2)             Status anak
Mengenai status anak mereka berdua jika ia lahir dapat kami jelaskan sebagai berikut: Jika keduanya tidak jadi menikah  maka anak tersebut dinasabkan kepada ibunya. Ini karena anak tersebut hasil perzinaan dan lahir di luar perkawinan yang sah. Dan perzinaan itu tidak menimbulkan dampak menetapan nasab anak tersebut (kepada laki-laki yang berzina dengan  ibunya), menurut kesepakatan jumhur  (mayoritas) ulama. Alasannya, nasab itu adalah kenikmatan yang dikurniakan oleh Allah. Dengan ditetapkannya nasab itu seorang ayah wajib menafkahi, mendidik,menjadi wali nikah, mewariskan dan lainnya. Oleh karena nasab itu adalah kenikmatan, maka ia tidak boleh didapatkan dengan sesuatu yang diharamkan. Dalil yang mendasari hal tersebut adalah
hadits berikut: 
Artinya "Rasulullah saw bersabda: "Anak itu dinasabkan kepada yang memiliki tempat tidur (laki-laki yang menikahi ibunya), dan bagi yang melakukan perzinaan (hukuman) batu (rajam sampai mati)"."(al-Bukhari dan Muslim) Hadits ini menunjukkan bahwa hanya anak yang lahir dari perkawinan sah saja yang dinasabkan kepada ayahnya yang mempunyai tempat tidur (maksudnya, yang menikahi ibunya). Manakala zina itu tidak layak untuk dijadikan sebab menetapkan nasab, bahkan pezina itu harus mendapatkan hukuman rajam. Pendapat yang menasabkan anak hasil zina kepada ibunya ini juga selaras dengan Kompilasi Hukum Islam (KHl) pasal 100 yang berbunyi: "Anak yang lahir di luar perkawinan hanya mempunyai hubungan nasab dengan ibunya dan keluarga ibunya”.
Jika keduanya menikah setelah wanita tersebut masuk Islam, maka jika anak tersebut lahir setelah 6 (enam) bulan dari pernikahan, maka anak tersebut dinasabkan kepada si laki-laki Muslim di atas. Alasannya ialah, tempo kehamilan itu minimalnya adalah enam bulan menurut kesepakatan para ulama.
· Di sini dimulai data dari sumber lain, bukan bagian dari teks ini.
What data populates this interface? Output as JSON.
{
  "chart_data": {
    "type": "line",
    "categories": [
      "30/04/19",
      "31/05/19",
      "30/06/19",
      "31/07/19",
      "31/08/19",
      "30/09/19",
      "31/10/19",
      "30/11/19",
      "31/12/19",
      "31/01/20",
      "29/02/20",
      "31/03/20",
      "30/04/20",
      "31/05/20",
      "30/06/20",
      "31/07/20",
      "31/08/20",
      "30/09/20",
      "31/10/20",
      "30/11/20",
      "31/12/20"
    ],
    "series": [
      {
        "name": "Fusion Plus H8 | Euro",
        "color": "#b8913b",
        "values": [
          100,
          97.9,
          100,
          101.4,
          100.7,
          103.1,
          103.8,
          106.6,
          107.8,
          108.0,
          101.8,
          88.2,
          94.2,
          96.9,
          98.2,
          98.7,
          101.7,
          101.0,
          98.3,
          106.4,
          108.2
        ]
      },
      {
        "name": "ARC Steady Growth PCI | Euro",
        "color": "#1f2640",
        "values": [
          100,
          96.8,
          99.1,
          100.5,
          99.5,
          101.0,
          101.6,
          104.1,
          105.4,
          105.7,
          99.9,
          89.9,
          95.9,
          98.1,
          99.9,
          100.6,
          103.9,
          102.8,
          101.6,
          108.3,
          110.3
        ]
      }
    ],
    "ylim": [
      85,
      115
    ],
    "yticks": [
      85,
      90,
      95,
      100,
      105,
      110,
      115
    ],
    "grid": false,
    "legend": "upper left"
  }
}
Dan setelah itu, laki-laki Muslim tersebut bertanggungjawab atas segala sesuatu yang berkenaan dengan anaknya itu seperti nafkah, pendidikan, kesehatan, perwalian, pewarisan dan lainnya sama persis dengan anak hasil pernikahan yang Sah. Namun jika anak hasil zina tersebut  lahir sebelum enam bulan dari pernikahan, maka anak tersebut dinasabkan kepada ibunya. Dan laki-laki Muslim tersebut tetap bretanggung jawab terhadap nafkah, pendidikan dan kesehatannya, karena ia adalah anak istrinya. TApi daris egi perwalian dan pewarisan, laki-laki musluim tidak berhak menjadi wali anak tersebut dan tidak waris mewarisi dengannya. Ini menurut ulama fiqih.
Namun perlu diketengahkan disini bahwa menurut KHI, anak hasil zina yang lahir sebelum enam bulan tersebut dapat dinasabkan kepada si laki-laki muslim di atas karena anak yang sah menurut KHI pasal 99 adalah: (a) Anak dilahirkan dalam atau akibat perkawinan yang sah. (b) Hasil perbuatan suami istri yang sah diluar rahim dan dilahirkan oleh istri tersebut. Besar kemungkinan KHI menetapkan demikian demi kemaslahatan tersebut 
3)   Mengenai tindakan orang tua laki-laki Muslim di atas sebaiknya tetap berusaha untuk menikahkan keduanya secara Islam, yaitu KUA
4)   Mengenai sikap saudara terutama dalam menghadiri pesta perkawinan jika proses perkawinan seperti yang dikehenadaki keluarga katolik itu terjadi, saudara boleh menghadiri bila diundang.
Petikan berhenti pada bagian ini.